The moving account of a Holocaust survivor was delivered to students as part of Tupton Hall School's very first Genocide Awareness Day.

In 1944 Martin Stern found himself  thrust into the horrors of a Nazi concentration camp at the age of just five. But he lived to tell his story and now delivers powerful testimony to audiences through the Holocaust Educational Trust.

Martin, now aged 75, survived the Westerbork transit camp in Holland, where he grew up, and also Thereseinstadt camp-ghetto in what was then Czechoslovakia.

More than 100 gifted and talented students listened as he described the social, economic and political climate which led to the Nazi invasion of Holland. And the subsequent persecution and atrocities suffered by the Jewish population.

Students were from Year 9 and also Tupton Hall’s History Club. After Martin’s talk a brief question and answer session allowed them to show their exceptional knowledge of the subject, as well as a desire to make a difference in preventing future crimes against humanity.

“It was a privilege for us to welcome Martin Stern to our school,” said History teacher and Gifted and Talented Co-ordinator Mr Jonathan Beeley.

“Learning about his experiences and ideas for how we can all help make a positive difference in the future has undoubtedly motivated our students to learn from history.” 

“Genocide Awareness Day is therefore designed to encourage students’ desire to make a difference both locally and globally as responsible, proactive participants in society.”

Students enjoyed a full day’s programme of activities run by the AEGIS Trust and Holocaust Educational Trust, learning about children from the Theresienstadt ghetto, creating messages to commemorate those children’s lives, and learning about contemporary genocides.

Finally, AEGIS Trust launched their Change for a Tenner initiative. Students were given small amounts of money with which they need to make a profit within two weeks through fundraising events.

Said Mr Beeley: “This initiative absolutely links to the school’s motive to encourage the students to proactively make an impact on matters that are important to them.”

“As one of the largest secondary schools in the county and a key driver for cultural change in the local community, we are steadfast in our belief that events such as these can make a lasting, tangible difference to young people’s expectations of, and actions within, their communities.”
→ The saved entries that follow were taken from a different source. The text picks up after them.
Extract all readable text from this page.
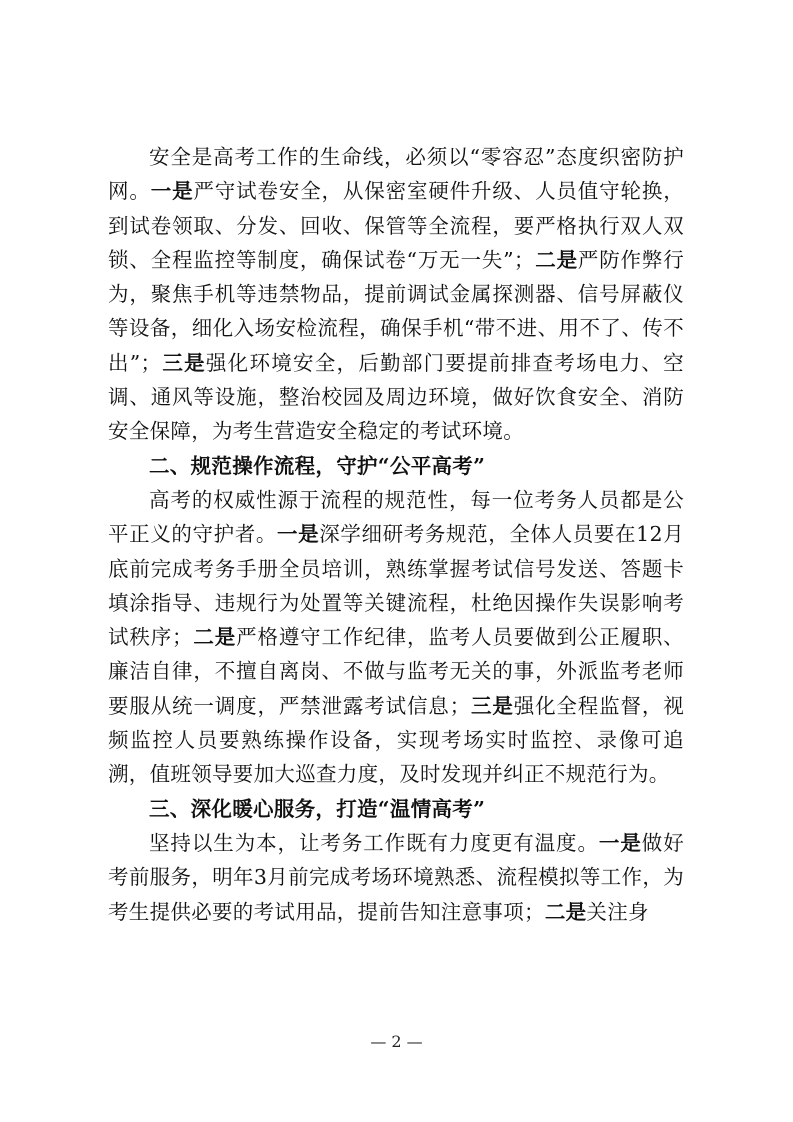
安全是高考工作的生命线，必须以“零容忍”态度织密防护网。一是严守试卷安全，从保密室硬件升级、人员值守轮换，到试卷领取、分发、回收、保管等全流程，要严格执行双人双锁、全程监控等制度，确保试卷“万无一失”；二是严防作弊行为，聚焦手机等违禁物品，提前调试金属探测器、信号屏蔽仪等设备，细化入场安检流程，确保手机“带不进、用不了、传不出”；三是强化环境安全，后勤部门要提前排查考场电力、空调、通风等设施，整治校园及周边环境，做好饮食安全、消防安全保障，为考生营造安全稳定的考试环境。

二、规范操作流程，守护“公平高考”

高考的权威性源于流程的规范性，每一位考务人员都是公平正义的守护者。一是深学细研考务规范，全体人员要在12月底前完成考务手册全员培训，熟练掌握考试信号发送、答题卡填涂指导、违规行为处置等关键流程，杜绝因操作失误影响考试秩序；二是严格遵守工作纪律，监考人员要做到公正履职、廉洁自律，不擅自离岗、不做与监考无关的事，外派监考老师要服从统一调度，严禁泄露考试信息；三是强化全程监督，视频监控人员要熟练操作设备，实现考场实时监控、录像可追溯，值班领导要加大巡查力度，及时发现并纠正不规范行为。

三、深化暖心服务，打造“温情高考”

坚持以生为本，让考务工作既有力度更有温度。一是做好考前服务，明年3月前完成考场环境熟悉、流程模拟等工作，为考生提供必要的考试用品，提前告知注意事项；二是关注身

— 2 —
The visit was part of the Holocaust Educational Trust’s extensive all year round Outreach Programme, available to schools across the UK. 

A Holocaust Educational Trust spokesperson said: “Our aim is to educate and engage students from across the UK, from all communities about the Holocaust and there can be no better way than through the first-hand testimony of a survivor. Students have had the opportunity to learn where prejudice and racism can ultimately lead."

An AEGIS Trust spokesperson added: “At the Trust, we impart the history of the Holocaust to young people, to ensure that we honour the memory of those whose lives were lost and take forward the lessons taught by those who survived.”